Players who arrive late to the bubble must test negative for COVID-19 in the seven days prior to their arrival with tests occurring every other day and in the two days immediately prior to the trip. If they fly privately or drive, they must pass two PCR tests for COVID-19 at least 24 hours apart and one rapid test.

“And then obviously we’re gonna be smart about building him up at the right pace,” Vogel said of Markieff. “We don’t want him to be injured. He’s obviously been out and not been with the team for a while, so we’ll just take it day by day and be intelligent with it.”

They’d been taking a similar view with their new additions who did fly with them to Orlando — J.R. Smith and Dion Waiters.

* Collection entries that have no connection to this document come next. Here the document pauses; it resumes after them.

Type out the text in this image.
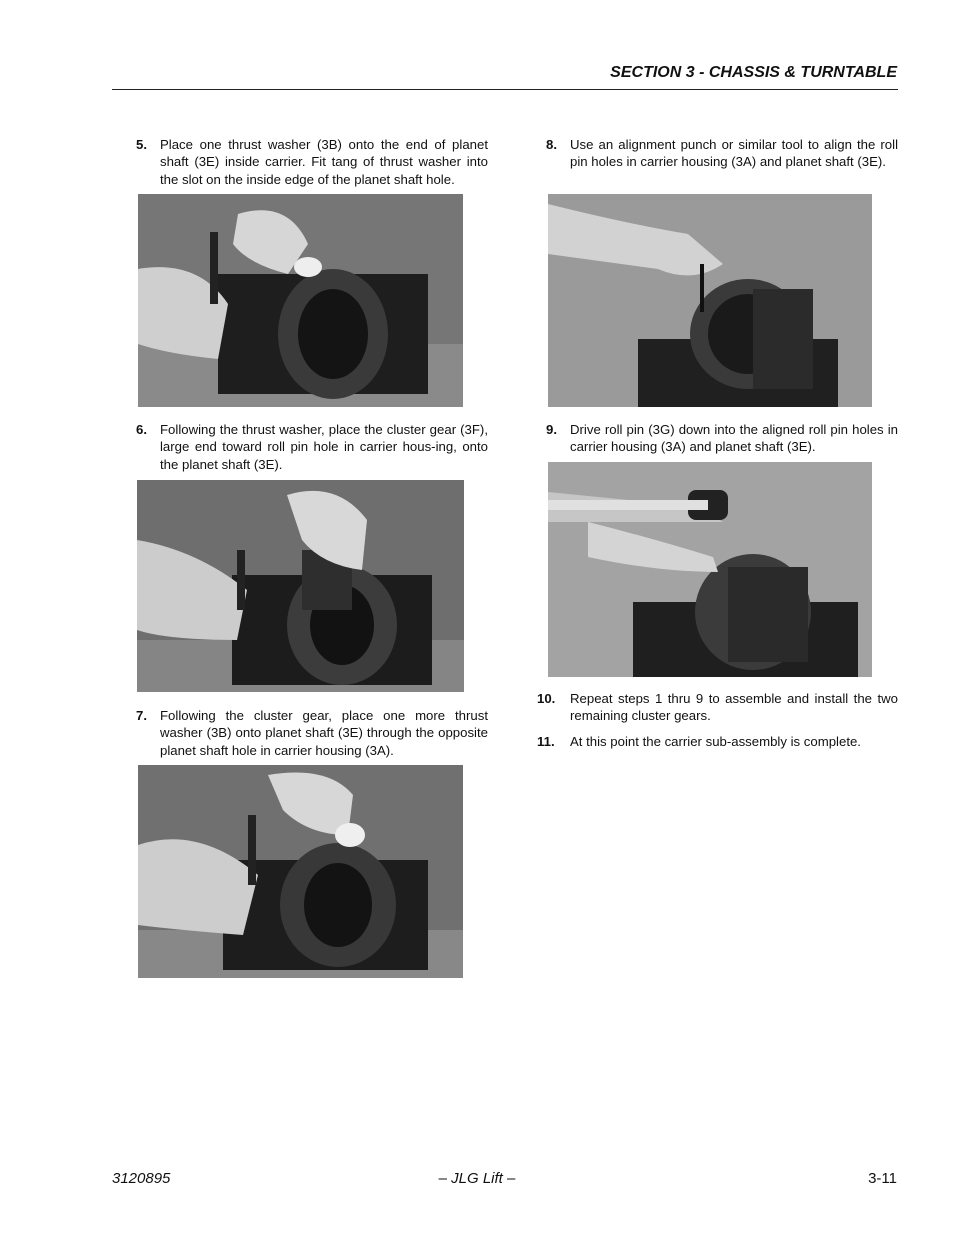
SECTION 3 - CHASSIS & TURNTABLE
5. Place one thrust washer (3B) onto the end of planet shaft (3E) inside carrier. Fit tang of thrust washer into the slot on the inside edge of the planet shaft hole.
6. Following the thrust washer, place the cluster gear (3F), large end toward roll pin hole in carrier hous-ing, onto the planet shaft (3E).
7. Following the cluster gear, place one more thrust washer (3B) onto planet shaft (3E) through the opposite planet shaft hole in carrier housing (3A).
8. Use an alignment punch or similar tool to align the roll pin holes in carrier housing (3A) and planet shaft (3E).
9. Drive roll pin (3G) down into the aligned roll pin holes in carrier housing (3A) and planet shaft (3E).
10.	Repeat steps 1 thru 9 to assemble and install the two remaining cluster gears.
11.	At this point the carrier sub-assembly is complete.
3120895	– JLG Lift –	3-11
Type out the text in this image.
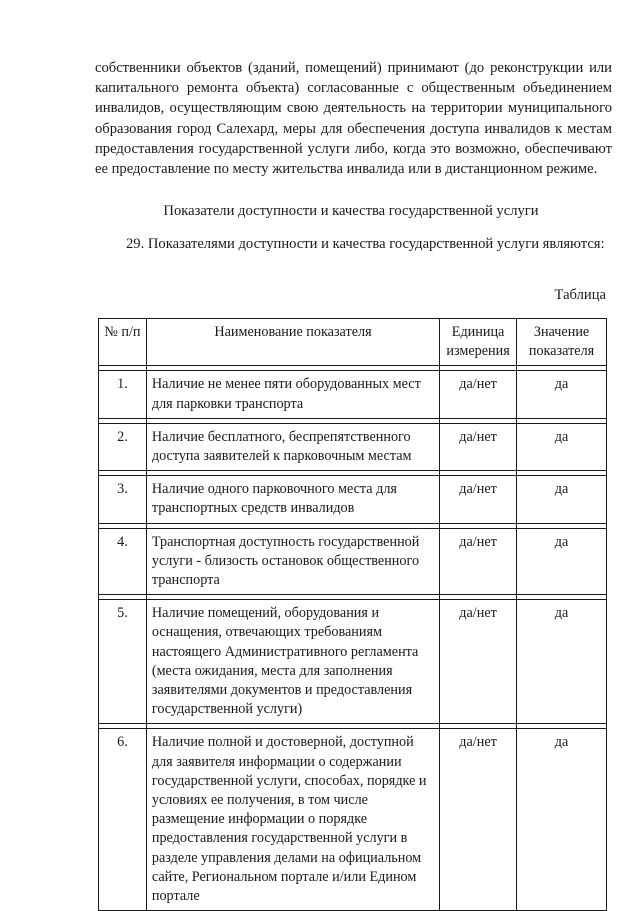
собственники объектов (зданий, помещений) принимают (до реконструкции или капитального ремонта объекта) согласованные с общественным объединением инвалидов, осуществляющим свою деятельность на территории муниципального образования город Салехард, меры для обеспечения доступа инвалидов к местам предоставления государственной услуги либо, когда это возможно, обеспечивают ее предоставление по месту жительства инвалида или в дистанционном режиме.

Показатели доступности и качества государственной услуги

29. Показателями доступности и качества государственной услуги являются:

Таблица

№ п/п	Наименование показателя	Единица измерения	Значение показателя

1.	Наличие не менее пяти оборудованных мест для парковки транспорта	да/нет	да

2.	Наличие бесплатного, беспрепятственного доступа заявителей к парковочным местам	да/нет	да

3.	Наличие одного парковочного места для транспортных средств инвалидов	да/нет	да

4.	Транспортная доступность государственной услуги - близость остановок общественного транспорта	да/нет	да

5.	Наличие помещений, оборудования и оснащения, отвечающих требованиям настоящего Административного регламента (места ожидания, места для заполнения заявителями документов и предоставления государственной услуги)	да/нет	да

6.	Наличие полной и достоверной, доступной для заявителя информации о содержании государственной услуги, способах, порядке и условиях ее получения, в том числе размещение информации о порядке предоставления государственной услуги в разделе управления делами на официальном сайте, Региональном портале и/или Едином портале	да/нет	да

At one point during the prepractice stretches, Waiters stood in one corner of the convention center ballroom that had become their practice court and danced, sang and rapped along to the music accompanying their movements. On the other corner of the room, Smith sat near James as James got stretched by his longtime trainer Mike Mancias.

“I think we’re pretty close,” Davis said, when asked how far the team is from where it wants to be when games begin to count. “There’s still some things that we want to work on. We were one of the worst teams in transition [defensively], so we’ve been going over that a ton, watching film on that a ton. But I think everybody came back in shape. You could tell guys have been working during the break. Now it’s all about putting it all back together.”

LeBron James talks to reporters mostly about non-basketball topics, including missing his mother and the loss of civil rights pioneer John Lewis.

Their routines are getting a little bit more familiar. While some teams arrange a film study area on their practice courts, the Lakers typically watch film in their meeting rooms to have some separation.

They’ll be allowed, too, to watch games of other teams in person if they’d like. There are some socially distanced seats available for players to watch. Vogel doesn’t plan to encourage or discourage players from doing that. He leaves that up to them.

It could help remove the element of the unknown to some degree.

“Possibly, just to see the setup, check it out, depending,” Danny Green said when asked if he’d attend other teams’ games. “… Obviously, we can watch the games on TV or online if we need to. Some guys like the in-game, up-close experience, but I think most of us will take advantage of resting and taking care of our bodies at home.”